The Scoop on Standards
Updated: Jul 21
Recently, a screenshot of a guy getting turned down for an ice cream date made the rounds on social media. Apparently, the young lady in question was none too impressed with his "absolute bare minimum" (her words) proposition and declared that at the ripe old age of 26, engaging in this date would be "a waste of both [their] times since [they] probably don't have the same vibe."
For reference, here's the image as it appeared multiple times on Beyoncé's internet:
For the better part of the past three years, the internet has been overloaded with the topics of hypergamy, high-value dating, and raising standards, and once again we are peeking into the psyche of people who nickel-and-dime their dating habits. We have seen this before in the form of women explaining their refusal of coffee dates on YouTube and TikTok, assuming that if the first date isn't dinner at a Michelin Star-level restaurant then he must be a dusty, and even debating if bus drivers deserve a shot at love because of their "mediocre" profession (note: I don't believe for a second bus drivers are mediocre; they're actually quite lovely in my experience and learning how to properly maneuver a commercial vehicle through God-awful traffic is no small feat, thankyouverymuch).
On the whole, relationships are becoming less about connection and more about commodities. On the whole, popular culture has managed to boil them down into mere transactions, and we're encouraged to keep score on how much money is spent rather than how much connection is shared. It's no wonder then that so many of us who are dating and looking for actual love are having a hard time, myself included. I'm all for having standards, but when they cross into delusional territory we run the risk of excluding the very one who was ready to go all out for date number two and beyond.

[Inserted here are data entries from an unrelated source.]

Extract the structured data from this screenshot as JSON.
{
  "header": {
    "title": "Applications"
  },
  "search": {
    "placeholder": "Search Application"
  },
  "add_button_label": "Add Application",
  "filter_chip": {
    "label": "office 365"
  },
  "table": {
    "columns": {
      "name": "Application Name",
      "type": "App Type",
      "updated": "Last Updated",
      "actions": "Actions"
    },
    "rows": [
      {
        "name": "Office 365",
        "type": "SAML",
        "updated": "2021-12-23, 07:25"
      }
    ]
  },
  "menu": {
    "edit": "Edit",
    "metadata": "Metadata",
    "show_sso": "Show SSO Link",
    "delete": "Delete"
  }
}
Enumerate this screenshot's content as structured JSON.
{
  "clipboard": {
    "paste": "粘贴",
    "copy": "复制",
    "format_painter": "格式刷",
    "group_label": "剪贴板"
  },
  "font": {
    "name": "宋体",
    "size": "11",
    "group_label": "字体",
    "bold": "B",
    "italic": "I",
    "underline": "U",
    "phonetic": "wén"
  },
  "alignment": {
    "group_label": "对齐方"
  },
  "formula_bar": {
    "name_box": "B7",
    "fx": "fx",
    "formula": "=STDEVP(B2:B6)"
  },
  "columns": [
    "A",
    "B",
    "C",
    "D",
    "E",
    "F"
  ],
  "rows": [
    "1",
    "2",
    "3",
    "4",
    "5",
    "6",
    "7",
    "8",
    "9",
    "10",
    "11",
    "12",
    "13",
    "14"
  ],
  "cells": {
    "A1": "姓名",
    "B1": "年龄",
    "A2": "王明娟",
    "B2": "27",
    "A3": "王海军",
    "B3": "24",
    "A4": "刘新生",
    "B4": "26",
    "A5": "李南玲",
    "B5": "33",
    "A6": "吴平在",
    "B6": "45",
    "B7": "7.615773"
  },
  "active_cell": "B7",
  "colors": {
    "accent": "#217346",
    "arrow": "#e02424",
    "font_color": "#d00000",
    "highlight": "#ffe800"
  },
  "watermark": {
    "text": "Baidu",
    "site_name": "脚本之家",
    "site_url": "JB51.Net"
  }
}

To this situation specifically: she assumed that their vibes were off because she perceived his proposition for ice cream as bare minimum effort. However, did it occur to her that ice cream is the perfect low distraction and DELICIOUS vehicle for an actual conversation to take place? You know... to actually check the vibe?
Furthermore, I gather this was a first date. I speak from experience: nothing is worse than having to sit through a four-course meal with an actual dud. It's TORTURE. But coffee with a guy you're vibing with? That coffee date can turn into a day-long adventure that ends in the dinner you originally wanted (again, speaking from experience).
And fine, she has a right to her standards. However, any time someone has to preface what they have to say with "I don't mean to sound rude," chances are the words out of their mouth will indeed be quite rude. She made an assumption about his character while fully revealing her own... in which case yes. Their vibes did not match.
So sure: Baskin Robbin's isn't exactly a five-star dining experience. However, what if Michelle had rolled her eyes at Barack and walked away when he suggested they go for ice cream on their first date? She'd be kicking herself.
Don't blow your blessing because you're so busy sticking your nose up that you lose sight of the partner you've been praying for. Let these internet gurus have it and if you like the guy, give him a chance. Go get the damn ice cream and if worse comes to worst, you got a nice sundae out of it.